Theories of International Politics and Zombies[/url]] The use of nuclear weapons in particular would be a catastrophic mistake in a zombie infested world ... Nuclear weapons would no doubt incinerate massive numbers of zombies. Unlike human beings, however, the undead would survive any radioactive fallout from the nuclear blast. Indeed, zombies carrying lethal doses of radiation would pose a double threat to humans ... death by radiation, or reanimation by zombie bite. If any government was so foolhardy as to launch a first strike, it would create the only thing worse than an army of the living dead: a mutant, radioactive army of the living dead.

I enjoyed the all-too-brief demo. Buying the full game. For $10 (through Steam) it's a steal.

I agree that it would make a great tablet game.

It's pretty good, though frustrating when your snipers let a single zombie through and it ends up turning all the remaining survivors in about 5 seconds.

How does the light-hearted tone set this game apart from so many strategy games?The lighthearted tone relieves the fact that you basically cannot win on the default settings.

This game is about doing the best you can from a bad situation and saving as many as possible. It makes the entire experience quite a stress as at no point do you feel like you can win and once that realisation sinks in that you cannot win, it becomes a game of minimising the damage and losing as closely as possible.

I picked this up about a month ago, and I really love it. I've only managed to win a campaign by having an extra merc per level. (campaign setting/mod)

Wow, I've been playing the demo and it is really great. Buying this one.

wordsmythe wrote:
Quintin_Stone wrote:
wordsmythe wrote:

It used to always take the form of a debate over "accuracy" or "historicity," but strategy games are, in their purest sense, simulations. And simulation, as models, make claims about what they model. So I'll ask it: Is this a valid and honest depiction of zombie apocalypse?

In simulationist roleplaying circles, this is posed as a question of a game's verisimilitude.

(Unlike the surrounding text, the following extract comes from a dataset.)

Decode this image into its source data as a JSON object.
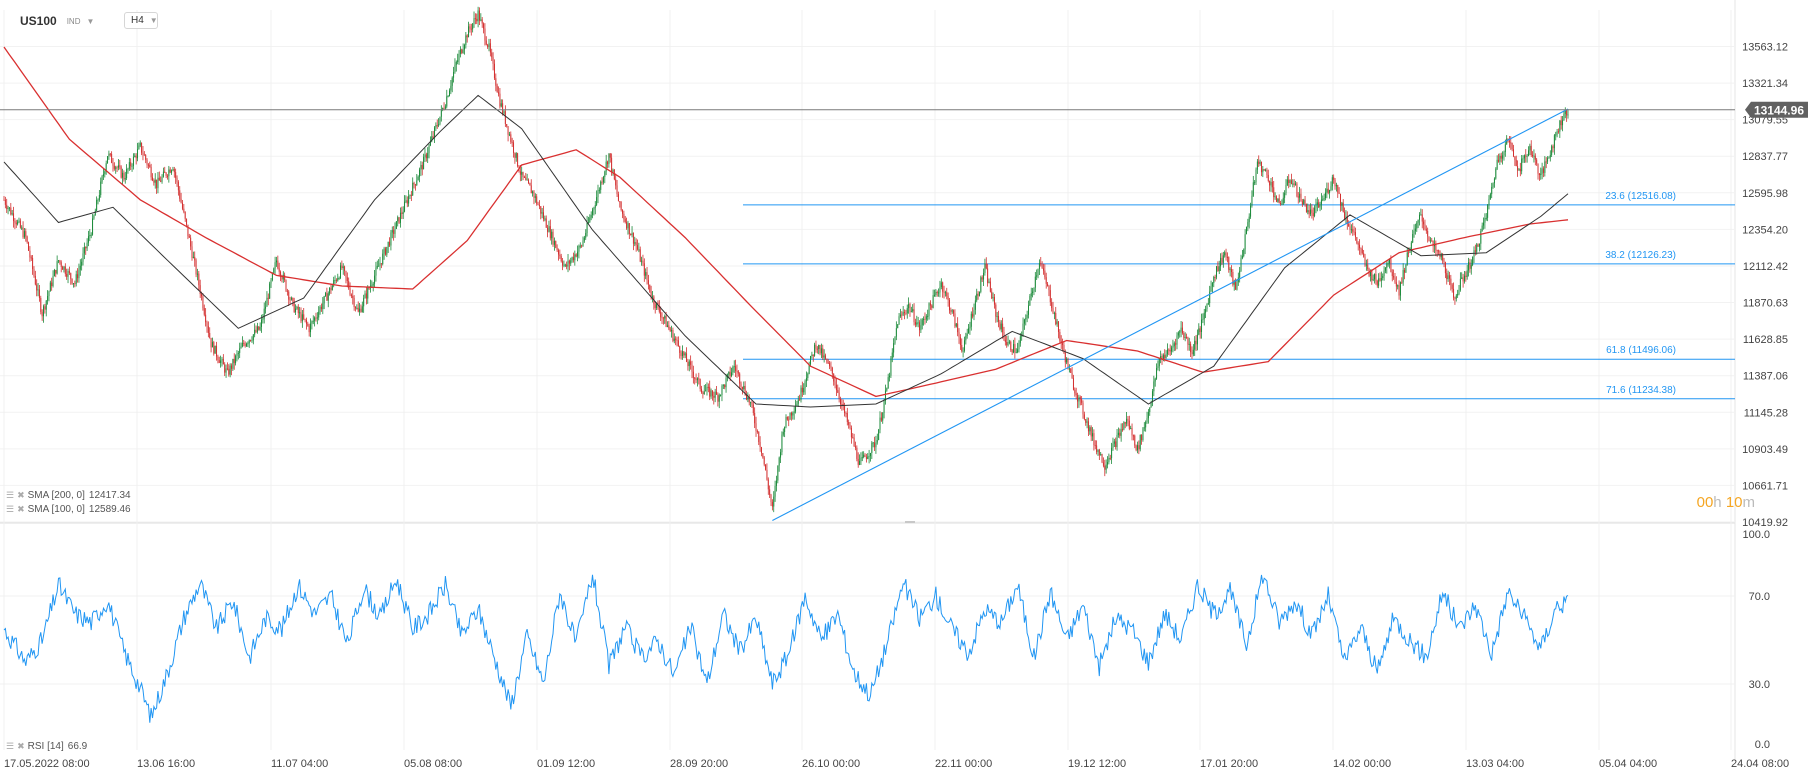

Or, as I noted, "historicity."

Fun with fun words!

Sure, but "historical accuracy" can't be applied to a zombie apocalypse until one happens.

Quintin_Stone wrote:

until one happens. ;)

But how long is that!? It could have already started, and word just hasn't struck Twitter yet!

I love this game. Finally won a campaign for the first time recently.

Question for other players: Have you successfully played the co-op? Have you done it on Mac? I am having a very hard time getting this to work.